Data protection begins with the choice of your smartphone and the operating system installed on it. To stop uncontrolled data leaks at the system level, you can switch to specialized mobile operating systems and hardware. Devices like the Volla Phone or the Fairphone, combined with Murena and the /e/OS operating system, offer a privacy-friendly foundation that gives you full control back over your mobile data.

The current trend among major manufacturers is particularly critical: For instance, Perplexity announced its partnership with Samsung in February 2026. This raises massive security and privacy concerns, as the Perplexity AI now gains deep, system-wide access to highly sensitive user data. As we detailed in this blog article, Perplexity isn’t exactly strict about data privacy anyway. Instead, the service acts much like a Trojan horse, exploiting users’ private data for its own purposes by default.

Why AI is a problem here: Modern standard operating systems integrate AI deeply into the system. The AI often runs constantly in the background, analyzing screen content, keystrokes, and cross-app user behavior. This creates an all-encompassing surveillance layer right on the device, going far beyond the collection of traditional telemetry data.


Maximum Control Through Self-Hosting

If you want to go a step further, self-hosting is an excellent method. Using open-source software like Nextcloud, you can run your own cloud storage for documents and collaboration on your own server or a rented one.

The decisive advantage is obvious: No third-party provider has access to your files. Even if it sounds technically intimidating at first, many providers like Hetzner or Strato offer affordable packages where Nextcloud is installed with just a few clicks. This way, you maintain absolute control over your data and can be certain that no AI will access, analyze, or misuse it for training purposes.
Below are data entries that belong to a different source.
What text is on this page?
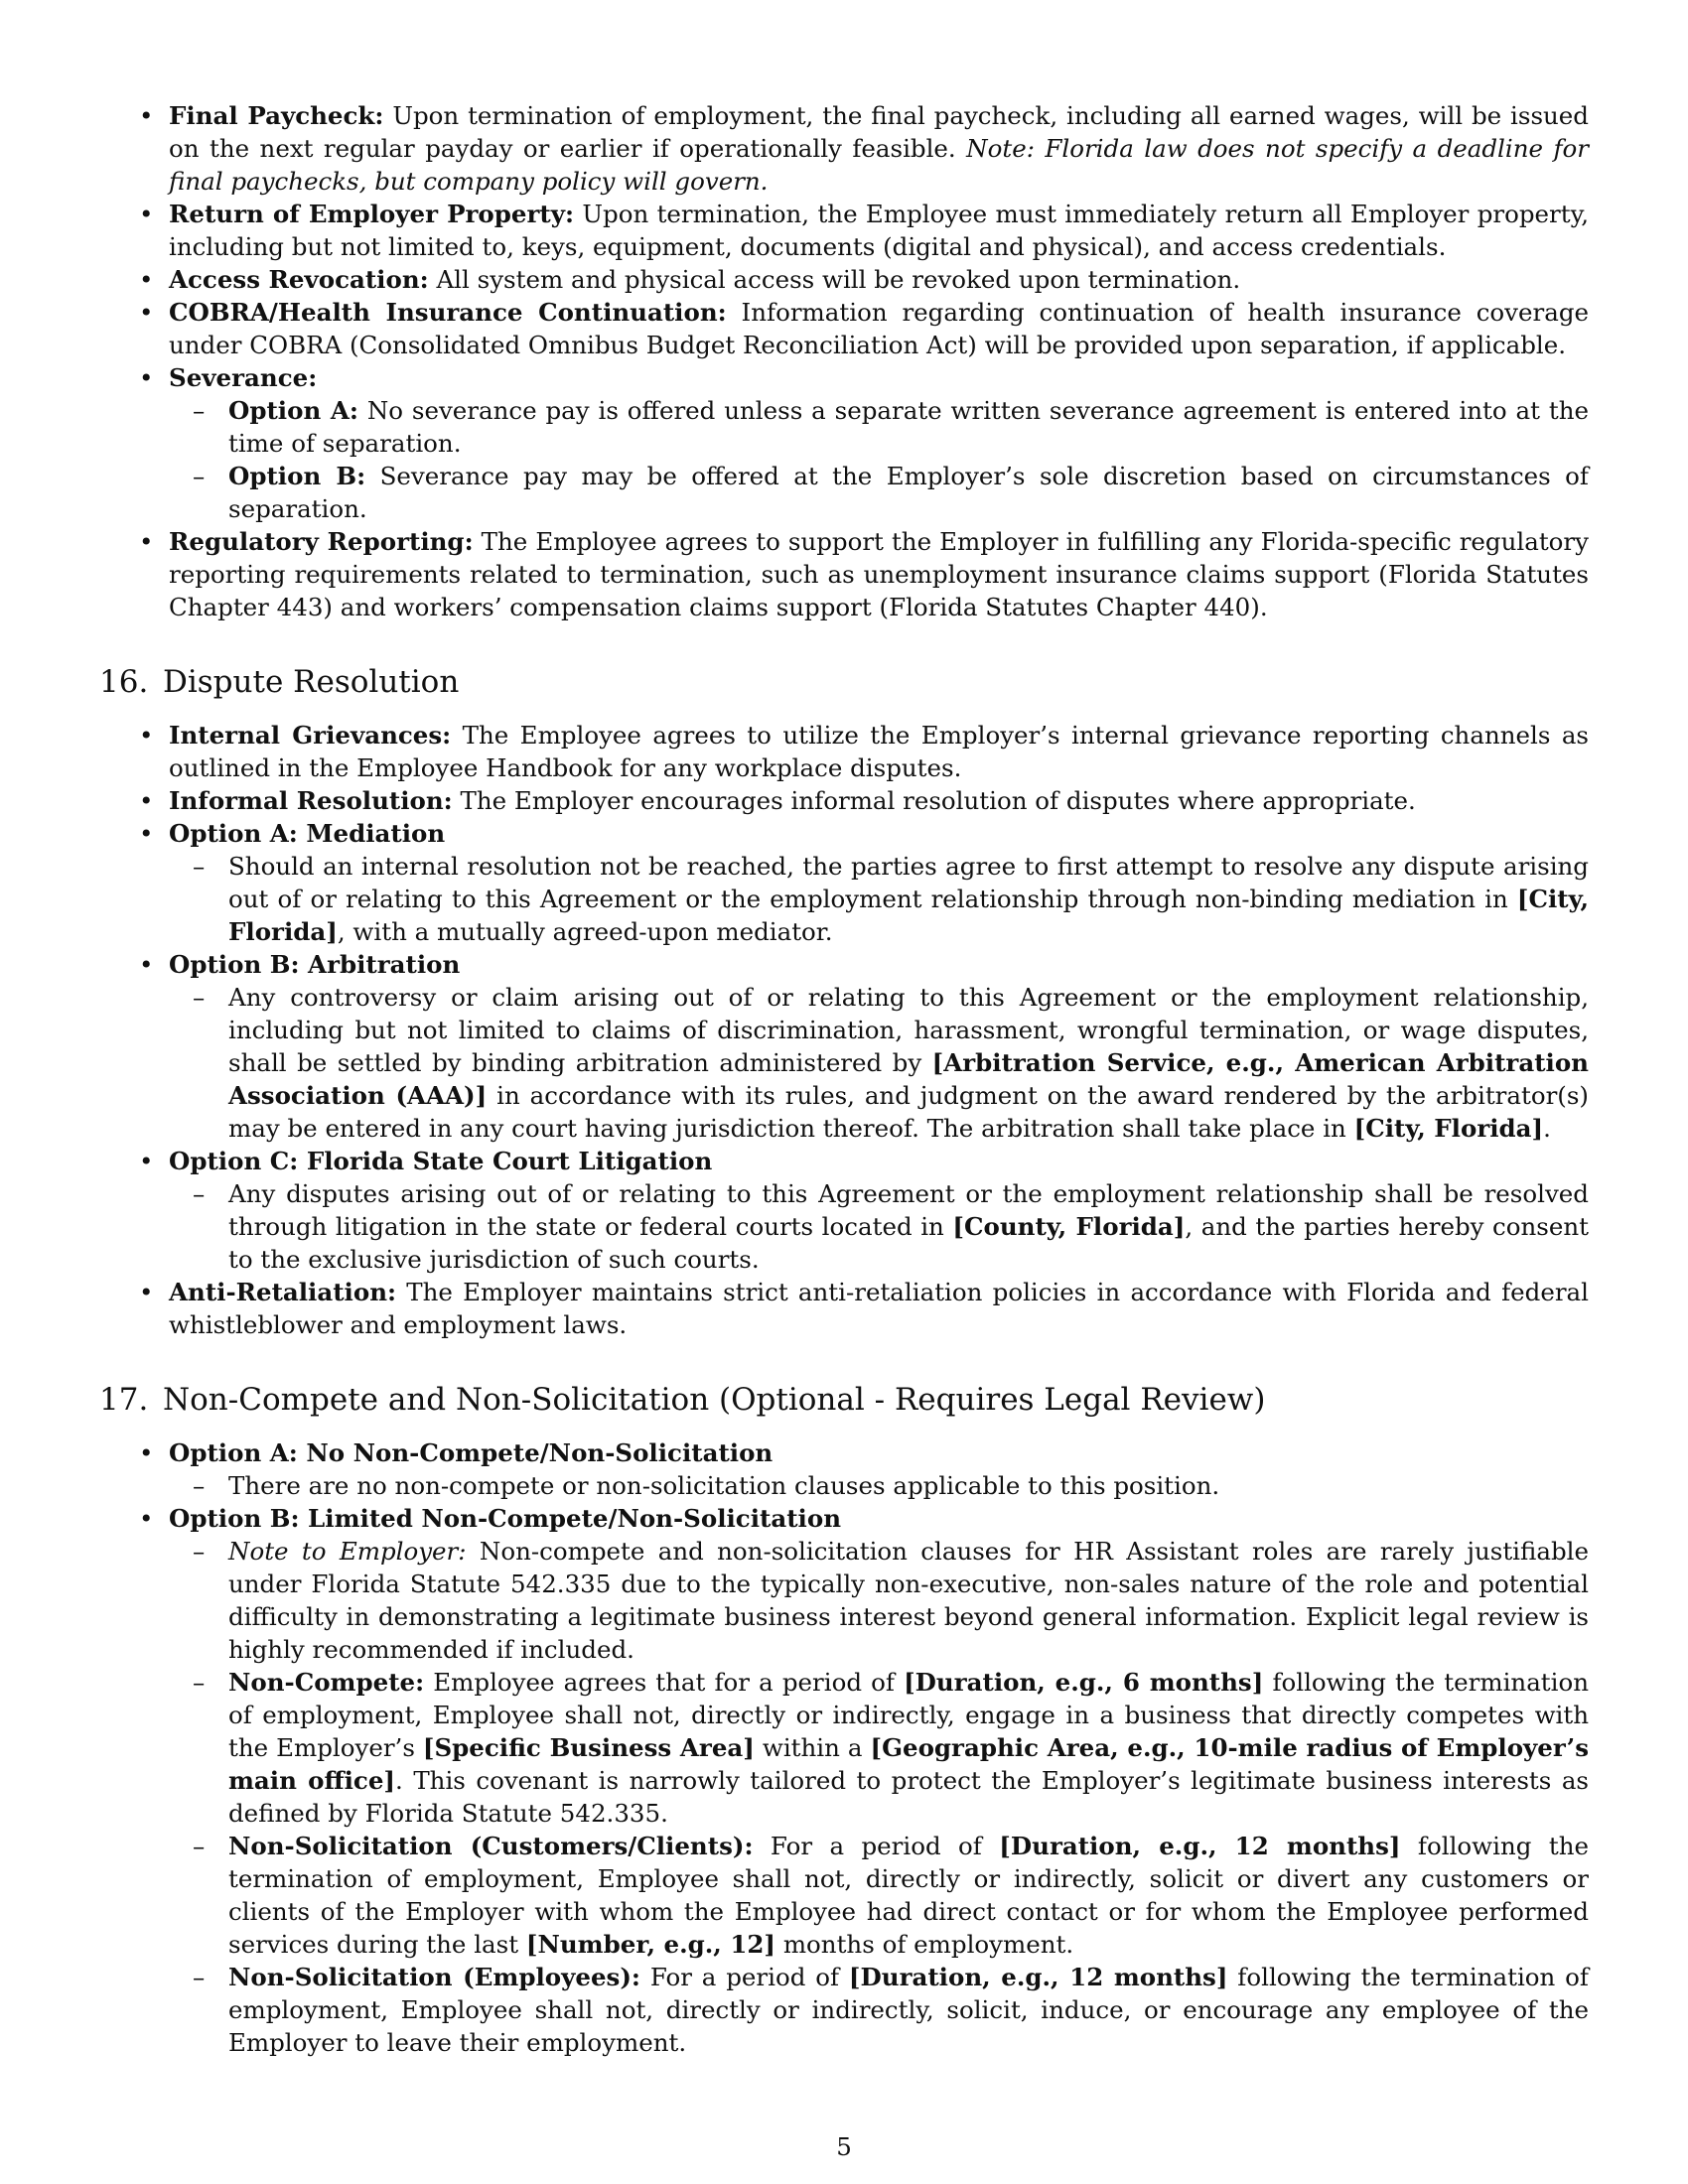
• Final Paycheck: Upon termination of employment, the final paycheck, including all earned wages, will be issued on the next regular payday or earlier if operationally feasible. Note: Florida law does not specify a deadline for final paychecks, but company policy will govern.
• Return of Employer Property: Upon termination, the Employee must immediately return all Employer property, including but not limited to, keys, equipment, documents (digital and physical), and access credentials.
• Access Revocation: All system and physical access will be revoked upon termination.
• COBRA/Health Insurance Continuation: Information regarding continuation of health insurance coverage under COBRA (Consolidated Omnibus Budget Reconciliation Act) will be provided upon separation, if applicable.
• Severance:
– Option A: No severance pay is offered unless a separate written severance agreement is entered into at the time of separation.
– Option B: Severance pay may be offered at the Employer’s sole discretion based on circumstances of separation.
• Regulatory Reporting: The Employee agrees to support the Employer in fulfilling any Florida-specific regulatory reporting requirements related to termination, such as unemployment insurance claims support (Florida Statutes Chapter 443) and workers’ compensation claims support (Florida Statutes Chapter 440).
16. Dispute Resolution
• Internal Grievances: The Employee agrees to utilize the Employer’s internal grievance reporting channels as outlined in the Employee Handbook for any workplace disputes.
• Informal Resolution: The Employer encourages informal resolution of disputes where appropriate.
• Option A: Mediation
– Should an internal resolution not be reached, the parties agree to first attempt to resolve any dispute arising out of or relating to this Agreement or the employment relationship through non-binding mediation in [City, Florida], with a mutually agreed-upon mediator.
• Option B: Arbitration
– Any controversy or claim arising out of or relating to this Agreement or the employment relationship, including but not limited to claims of discrimination, harassment, wrongful termination, or wage disputes, shall be settled by binding arbitration administered by [Arbitration Service, e.g., American Arbitration Association (AAA)] in accordance with its rules, and judgment on the award rendered by the arbitrator(s) may be entered in any court having jurisdiction thereof. The arbitration shall take place in [City, Florida].
• Option C: Florida State Court Litigation
– Any disputes arising out of or relating to this Agreement or the employment relationship shall be resolved through litigation in the state or federal courts located in [County, Florida], and the parties hereby consent to the exclusive jurisdiction of such courts.
• Anti-Retaliation: The Employer maintains strict anti-retaliation policies in accordance with Florida and federal whistleblower and employment laws.
17. Non-Compete and Non-Solicitation (Optional - Requires Legal Review)
• Option A: No Non-Compete/Non-Solicitation
– There are no non-compete or non-solicitation clauses applicable to this position.
• Option B: Limited Non-Compete/Non-Solicitation
– Note to Employer: Non-compete and non-solicitation clauses for HR Assistant roles are rarely justifiable under Florida Statute 542.335 due to the typically non-executive, non-sales nature of the role and potential difficulty in demonstrating a legitimate business interest beyond general information. Explicit legal review is highly recommended if included.
– Non-Compete: Employee agrees that for a period of [Duration, e.g., 6 months] following the termination of employment, Employee shall not, directly or indirectly, engage in a business that directly competes with the Employer’s [Specific Business Area] within a [Geographic Area, e.g., 10-mile radius of Employer’s main office]. This covenant is narrowly tailored to protect the Employer’s legitimate business interests as defined by Florida Statute 542.335.
– Non-Solicitation (Customers/Clients): For a period of [Duration, e.g., 12 months] following the termination of employment, Employee shall not, directly or indirectly, solicit or divert any customers or clients of the Employer with whom the Employee had direct contact or for whom the Employee performed services during the last [Number, e.g., 12] months of employment.
– Non-Solicitation (Employees): For a period of [Duration, e.g., 12 months] following the termination of employment, Employee shall not, directly or indirectly, solicit, induce, or encourage any employee of the Employer to leave their employment.
5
Conclusion: Independence is the New Standard and Protects You from AI Surveillance and AI Training

Artificial intelligence and digital services are not the enemy. However, your thoughts, ideas, and personal data are invaluable. Therefore, it is important to maintain control over them and know how to protect yourself. Consciously switching to privacy-friendly tools is your clear statement for digital freedom and security. By doing so, you give sophisticated AI surveillance and AI training no chance.